An important first step in working with text data is simply converting it into lowercase. Why do we do this? Well, it helps maintain consistency in our data and our output. When we're working with text, be that exploratory analysis or machine learning, we want to ensure words are understood and counted as the same word, your model might treat a word with a capital letter different from the same word  without any capital letter.
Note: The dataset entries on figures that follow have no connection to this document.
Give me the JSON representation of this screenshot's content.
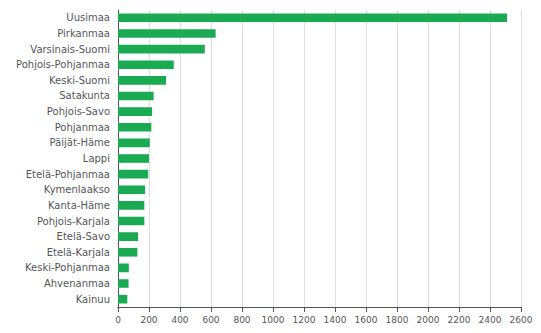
{
  "chart_data": {
    "type": "bar",
    "orientation": "horizontal",
    "categories": [
      "Uusimaa",
      "Pirkanmaa",
      "Varsinais-Suomi",
      "Pohjois-Pohjanmaa",
      "Keski-Suomi",
      "Satakunta",
      "Pohjois-Savo",
      "Pohjanmaa",
      "Päijät-Häme",
      "Lappi",
      "Etelä-Pohjanmaa",
      "Kymenlaakso",
      "Kanta-Häme",
      "Pohjois-Karjala",
      "Etelä-Savo",
      "Etelä-Karjala",
      "Keski-Pohjanmaa",
      "Ahvenanmaa",
      "Kainuu"
    ],
    "values": [
      2510,
      630,
      560,
      360,
      310,
      230,
      220,
      215,
      205,
      200,
      195,
      175,
      170,
      170,
      130,
      125,
      70,
      68,
      60
    ],
    "color": "#1aab52",
    "xlim": [
      0,
      2600
    ],
    "xticks": [
      0,
      200,
      400,
      600,
      800,
      1000,
      1200,
      1400,
      1600,
      1800,
      2000,
      2200,
      2400,
      2600
    ],
    "grid": true
  }
}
Lowercasing ensures conformity.

It also make it easier to continue with additonal cleaning of the data as we don’t have to account for different cases.

However, do remember that lowercasing can change the meaning of some text e.g "US" in uppercase is understood as a country, as opposed to "us".

Let's take a look at how easy it is to convert our data to lowercase using python's built in lower() function.

In [20]:
sentence = "Her cat's name is Luna"
print(sentence)

Her cat's name is Luna


In [21]:
# .lower() converts all characters in the sentence to lowercase
lower_sentence = sentence.lower()
print(lower_sentence)

her cat's name is luna


In [22]:
sentence_list = ['Could you pass me the TV remote?', 
                 'It is IMPOSSIBLE to find this hotel', 
                 'Want to go for dinner on Tuesday?']
print(sentence_list)

['Could you pass me the TV remote?', 'It is IMPOSSIBLE to find this hotel', 'Want to go for dinner on Tuesday?']


In [23]:
# List comprehension to lowercase each sentence in the list = short and efficient
lower_sentence_list = [x.lower() for x in sentence_list]
print(lower_sentence_list)

['could you pass me the tv remote?', 'it is impossible to find this hotel', 'want to go for dinner on tuesday?']


## Another Example

In [24]:
# Let's normalize email subjects before filtering for keywords
emails = ["URGENT: Password reset", "Welcome to our Newsletter", "YOU WON a prize!"]
emails_lower = [email.lower() for email in emails]
print(emails_lower)

['urgent: password reset', 'welcome to our newsletter', 'you won a prize!']


## What I Learned

- .lower() is useful for case-insensitive text processing -> **use .lower() to normalize text for easier comparison, search, or preprocessing**

- **List comprehensions** are great for applying transformations across lists in one line.

- Always normalize casing before comparing strings in NLP or text-based tasks.